Today's statement and press confidence will not upset an increasingly strong market conviction that key rates will be lowered by 25 basis points at the next meeting in June. Indeed, already the focus is beginning to shift to whether or not an ease then might be followed by another as soon as July. With the Fed seemingly now on hold for longer than previously expected, the growing likelihood of widening interest rate differentials in favour of the dollar could become a problem for the euro and, potentially, a new hurdle in the path of meeting the ECB's inflation target.

Market Consensus Before Announcement

The April meeting is widely expected to leave policy on hold but lay the groundwork for a 25 basis point cut in key interest rates in June.

Definition

The European Central Bank (ECB) sets monetary policy for all members of the Eurozone. The highest decision-making body is the Governing Council which comprises the six members of the Executive Board and the 20 presidents of member central banks. Policy meetings take place roughly every six weeks but, due to the sheer number of participants, a rotation system has been introduced so that the total number of votes is capped at twenty-one. The benchmark interest rate is the rate on the main refinancing operations (refi rate) which sits between the marginal lending facility rate and deposit rate. The ECB's primary objective is price stability which since July 2021 is based upon a symmetric 2 percent target for the annual inflation rate.

Description

The European Central Bank determines interest rate policy at their Governing Council meetings. The Council is composed of the six members of the Executive Council and 17 presidents of member central banks (Bank of France, Bundesbank, etc). The Governing Council meets now meets every six weeks. The European Central Bank had an established inflation ceiling of just less than 2 percent which was modified in July 2021 to 2 percent. The ECB's measure of inflation is the harmonized index of consumer prices (HICP). Each member of the Governing Council has one vote and decisions are reached by simple majority. In the event of a tie, the President has the casting vote. Only short-form minutes are released so how individual members voted is not known.

As in the United States, European market participants speculate about the possibility of an interest rate change at these meetings. If the outcome is different from expectations, the impact on European markets can be dramatic and far-reaching. The rate set by the ECB serves as a benchmark for all other interest rates in the Eurozone.

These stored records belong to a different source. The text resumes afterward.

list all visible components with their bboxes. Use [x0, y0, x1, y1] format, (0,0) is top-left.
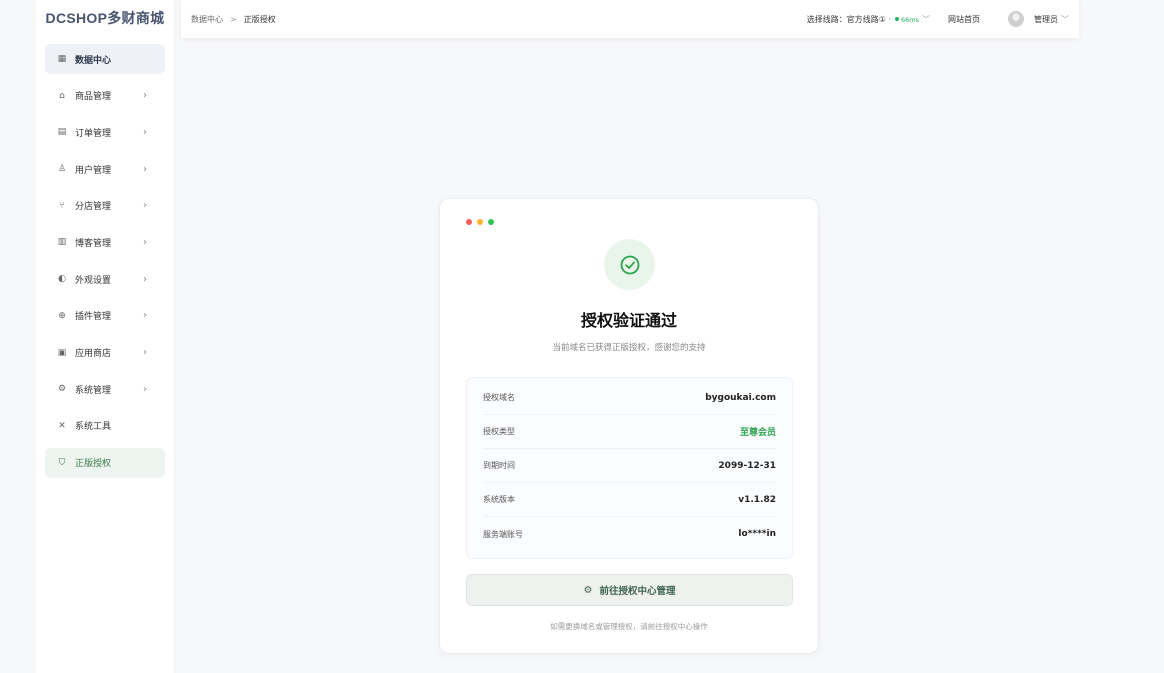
sidebar-item-label: 分店管理 [75, 202, 112, 213]
sidebar-item-label: 用户管理 [75, 165, 112, 176]
store-icon: ▣ [57, 347, 67, 358]
plugin-icon: ⊕ [58, 310, 66, 321]
manage-license-button[interactable]: ⚙ 前往授权中心管理 [466, 574, 793, 606]
shield-check-icon: ⛉ [58, 457, 66, 468]
info-key: 服务端账号 [483, 529, 523, 539]
sidebar-menu: ▦ 数据中心 ⌂ 商品管理 › ▤ 订单管理 › ♙ 用户管理 › ⑂ 分店管理… [36, 36, 174, 492]
settings-icon: ⚙ [57, 384, 67, 395]
red-dot-icon [466, 219, 472, 225]
branch-icon: ⑂ [59, 200, 65, 211]
chevron-right-icon: › [143, 310, 147, 322]
avatar[interactable] [1008, 11, 1024, 27]
sidebar-item-system[interactable]: ⚙ 系统管理 › [45, 374, 165, 404]
sidebar-item-label: 博客管理 [75, 238, 112, 249]
info-key: 授权域名 [483, 393, 515, 402]
dashboard-icon: ▦ [57, 54, 67, 64]
chevron-right-icon: › [143, 90, 147, 102]
info-key: 到期时间 [483, 461, 515, 470]
document-icon: ▥ [57, 237, 67, 248]
shopping-bag-icon: ⌂ [59, 90, 65, 101]
check-circle-icon [604, 239, 655, 290]
yellow-dot-icon [477, 219, 483, 225]
info-value: 2099-12-31 [718, 460, 776, 471]
info-row-expiry: 到期时间 2099-12-31 [483, 449, 776, 483]
sidebar-item-label: 商品管理 [75, 92, 112, 103]
order-list-icon: ▤ [57, 127, 67, 138]
top-bar: 数据中心 > 正版授权 选择线路：官方线路① · 66ms ﹀ 网站首页 管理员 ﹀ [181, 0, 1079, 38]
card-subtitle: 当前域名已获得正版授权，感谢您的支持 [552, 343, 706, 353]
sidebar-item-branches[interactable]: ⑂ 分店管理 › [45, 191, 165, 221]
chevron-right-icon: › [143, 273, 147, 285]
sidebar-item-tools[interactable]: ✕ 系统工具 [45, 411, 165, 441]
sidebar-item-label: 插件管理 [75, 312, 112, 323]
info-row-domain: 授权域名 bygoukai.com [483, 381, 776, 415]
info-value: bygoukai.com [705, 392, 776, 403]
green-dot-icon [488, 219, 494, 225]
card-title: 授权验证通过 [580, 311, 677, 330]
status-dot-icon [895, 16, 899, 21]
chevron-right-icon: › [143, 347, 147, 358]
chevron-right-icon: › [143, 383, 147, 395]
chevron-down-icon: ﹀ [1061, 14, 1069, 24]
chevron-right-icon: › [143, 200, 147, 212]
sidebar-item-label: 应用商店 [75, 349, 112, 359]
sidebar-item-label: 外观设置 [75, 275, 112, 286]
chevron-right-icon: › [143, 236, 147, 248]
sidebar-item-label: 系统管理 [75, 385, 112, 396]
info-key: 系统版本 [483, 495, 515, 504]
sidebar-item-label: 订单管理 [75, 128, 112, 139]
brand-logo[interactable]: DCSHOP多财商城 [36, 0, 174, 36]
sidebar-item-products[interactable]: ⌂ 商品管理 › [45, 81, 165, 111]
route-selector[interactable]: 选择线路：官方线路① · 66ms ﹀ [807, 14, 930, 25]
info-value: 至尊会员 [739, 428, 776, 438]
sidebar-item-blog[interactable]: ▥ 博客管理 › [45, 227, 165, 257]
sidebar-item-label: 正版授权 [75, 459, 112, 470]
license-info-box: 授权域名 bygoukai.com 授权类型 至尊会员 到期时间 2099-12… [466, 377, 793, 559]
info-icon: · [885, 14, 891, 24]
gear-icon: ⚙ [583, 584, 593, 596]
admin-menu[interactable]: 管理员 ﹀ [1034, 14, 1069, 25]
sidebar-item-users[interactable]: ♙ 用户管理 › [45, 154, 165, 184]
sidebar-item-license[interactable]: ⛉ 正版授权 [45, 447, 165, 478]
top-right-controls: 选择线路：官方线路① · 66ms ﹀ 网站首页 管理员 ﹀ [807, 11, 1069, 27]
info-row-type: 授权类型 至尊会员 [483, 415, 776, 449]
sidebar-item-app-store[interactable]: ▣ 应用商店 › [45, 338, 165, 368]
window-dots [466, 219, 494, 225]
chevron-down-icon: ﹀ [922, 14, 930, 24]
sidebar-item-orders[interactable]: ▤ 订单管理 › [45, 117, 165, 147]
admin-name: 管理员 [1034, 14, 1058, 24]
sidebar-item-plugins[interactable]: ⊕ 插件管理 › [45, 301, 165, 331]
breadcrumb-current: 正版授权 [243, 14, 276, 24]
route-label: 选择线路： [806, 14, 847, 24]
info-value: v1.1.82 [738, 494, 776, 505]
info-value: lo****in [738, 529, 776, 539]
manage-license-label: 前往授权中心管理 [599, 586, 676, 597]
license-card: 授权验证通过 当前域名已获得正版授权，感谢您的支持 授权域名 bygoukai.… [439, 198, 819, 654]
sidebar-item-data-center[interactable]: ▦ 数据中心 [45, 44, 165, 74]
breadcrumb-root[interactable]: 数据中心 [191, 14, 223, 25]
sidebar-item-appearance[interactable]: ◐ 外观设置 › [45, 264, 165, 294]
footnote: 如需更换域名或管理授权，请前往授权中心操作 [550, 622, 708, 631]
route-latency: 66ms [901, 15, 919, 24]
info-row-account: 服务端账号 lo****in [483, 517, 776, 551]
palette-icon: ◐ [58, 274, 66, 285]
sidebar-item-label: 系统工具 [75, 422, 112, 433]
sidebar-item-label: 数据中心 [75, 55, 112, 66]
site-home-link[interactable]: 网站首页 [948, 14, 980, 25]
user-icon: ♙ [57, 164, 67, 175]
chevron-right-icon: › [143, 163, 147, 175]
info-row-version: 系统版本 v1.1.82 [483, 483, 776, 517]
chevron-right-icon: › [143, 126, 147, 138]
route-name: 官方线路① [846, 14, 886, 24]
tools-icon: ✕ [58, 420, 66, 431]
info-key: 授权类型 [483, 427, 515, 436]
breadcrumb-separator: > [230, 14, 237, 24]
sidebar: DCSHOP多财商城 ▦ 数据中心 ⌂ 商品管理 › ▤ 订单管理 › ♙ 用户… [36, 0, 175, 673]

The level of interest rates affects the economy. Higher interest rates tend to slow economic activity; lower interest rates stimulate economic activity. Either way, interest rates influence the sales environment. In the consumer sector, few homes or cars will be purchased when interest rates rise. Furthermore, interest rate costs are a significant factor for many businesses, particularly for companies with high debt loads or who have to finance high inventory levels. This interest cost has a direct impact on corporate profits. The bottom line is that higher interest rates are bearish for the stock market, while lower interest rates are bullish.